Sharice Davids’ road trip; a chance to see cows, or something more? | Opinion
Kansas Rep. Sharice Davids dropped by Wichita a few days ago to chat with the media and tour the Innovation Campus at Wichita State University.
After pretty much sticking to her home district, the Kansas 3rd, during her tenure in the House, the state’s only Democratic member of either chamber in Congress took a swing last week through Topeka, Wichita, Dodge City and Colby.
I couldn’t help but notice that it’s the kind of thing that Kansas congressfolk do when they’ve begun to contemplate running for office on a statewide level. During a press availability before the tour, Davids didn’t rule that out.
“I haven’t had the chance to do as many . . . out of district visits as I would like, but I will say it is pretty cool to get the chance to go a little bit deeper on some of the committee work I’m doing,” she said of her “Kansas Strong” tour. “Which is why I’m so excited to see the aviation research (at WSU) and, like, probably going to see the biggest dairy operation I’ve seen so far when I get to Colby.”
I guess it’s possible to put 900 miles on the car to look at cows, but it’s a lot more likely Davids was really scoping out the political landscape.
Davids is in a strange spot right now.
Three months ago, the leaders of the Kansas Legislature — particularly Senate President Ty Masterson and House Speaker Dan Hawkins — tried to round up enough Republican members to force a special session to redraw Davids’ district to reduce her chances of reelection in the midterm this November.
It was a special request from President Donald Trump, who’s in danger of losing majority support in one or possibly both houses of Congress due to widespread and growing dissatisfaction with his, shall we say, unique approach to governance.
In the Kansas Legislature, Masterson had enough senators signed on to do the deed and attempt to redistrict Davids into oblivion.
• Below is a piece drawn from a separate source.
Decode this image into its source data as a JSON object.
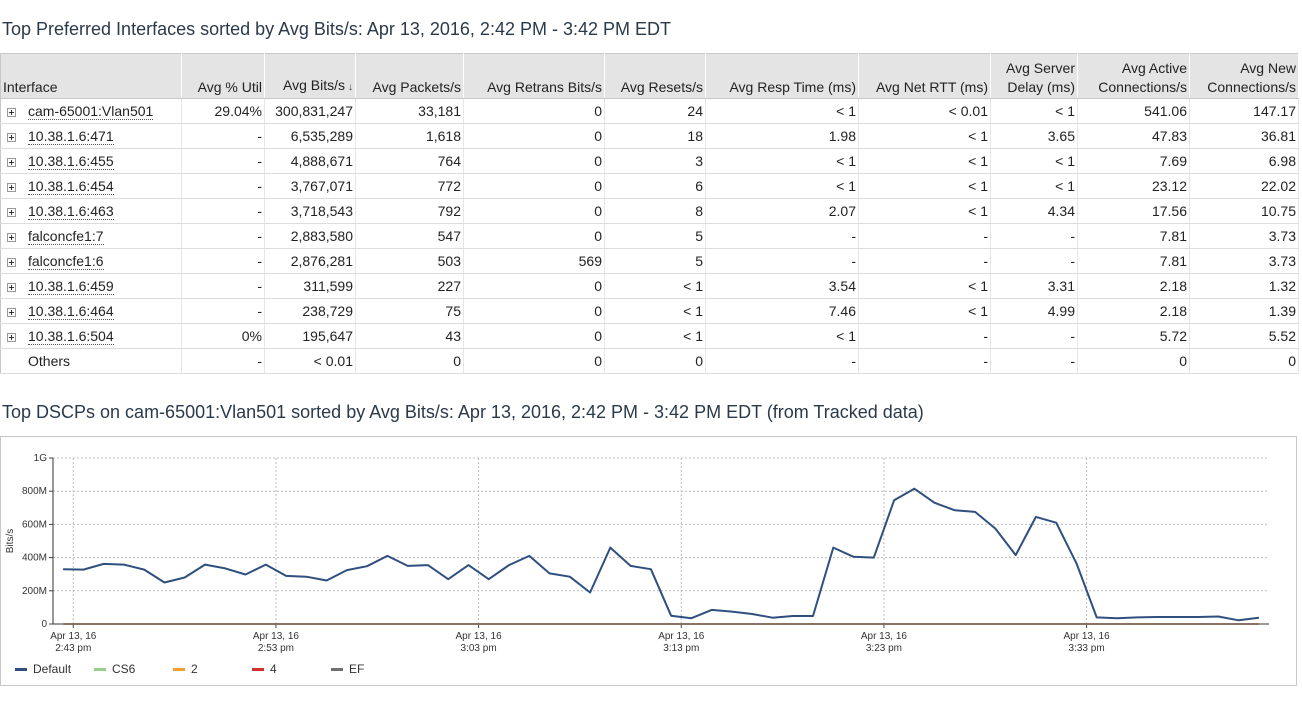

But Hawkins wasn’t as successful on the House side.
Though the special session attempt failed, Hawkins punished a handful of Republican lawmakers who balked at the plan — and the arm-twisting has continued under the Capital dome since the Legislature returned to session last month.
So when we asked Davids if she was setting the table to run for the Senate seat currently held by Republican Sen. Roger Marshall, she had this to say:
“I know why you’re asking, because . . . yeah, the redistricting issue is, has been hot button. I think that it is good news for Kansas that at this point, right now, it does appear as though there’s been a temporary pause on that, as far as I know. And I hope that remains the case. Doing a mid-decade redistricting for purely political purposes is not something that Kansans, by and large, agree with. And so, you know, I’ve said that if they move forward with this, all options are on the table.”
I can’t tell you for sure if her statewide tour means Davids is really planning to have a go at Marshall, or if this is her brushback pitch to state Republicans, warning them to leave her current district alone.
I do know that it’s risky business for the Republicans.
They currently hold the U.S. Senate by a 53-47 margin, meaning the Democrats would need to pick up four seats to flip control (Vice President JD Vance breaks ties, so 50-50 wouldn’t be enough).
At present, Cook’s political report rates two GOP Senate seats as “toss-up” and two seats as just “leaning” Republican. A Davids run at Marshall would put his seat, currently rated “solid R,” in play.
Kansans voters, blue, red and purple, have indicated they kind of like the small but feisty Davids, who first gained attention as a competitor in Mixed Martial Arts fighting.
In the redistricting following the 2020 Census, state lawmakers split half of Kansas City, Kan., off her district and replaced those diverse and largely Democratic voters with a bunch of rural Republicans.
It didn’t work.
She’s won the revised district twice since, 55%-43% in 2022 and 53%-43% in 2024.
Marshall’s been piling up negatives since March, when he bolted on his own town hall in the remote town of Oakley, after a local retiree asked a hard-but-fair question about the effect on veterans of the Trump Administration’s federal job cuts.
He’s been little more than a Trump surrogate since last year’s election, which remains popular on the far right, but is fading fast in the political middle.
Defending ICE has gotten a lot harder after the brutal crackdown in Minneapolis that led to two deaths and the incarceration of a 5-year-old boy in a bunny-ear cap.
Last week, Marshall lamented the 67 victims of the Wichita-to-D.C. plane crash a year ago. He’d probably just as soon you forget that in the days immediately after the tragedy, he parroted and expanded on Trump’s bizarre theory that the cause of the crash was diversity, equity and inclusion.
And there are persistent and growing questions about Marshall’s commitment to the Sunflower State when he owns a $1.2 million McMansion on Gulf of Mexico Drive (oops) in Sarasota, Fla., and claims a one-bedroom cabin near St. John as his official residence for election purposes.
So while I can’t tell you whether Davids is seriously prepping a run for Senate, I can tell you this: forcing her into it could be the biggest mistake the GOP can make in Kansas this election cycle.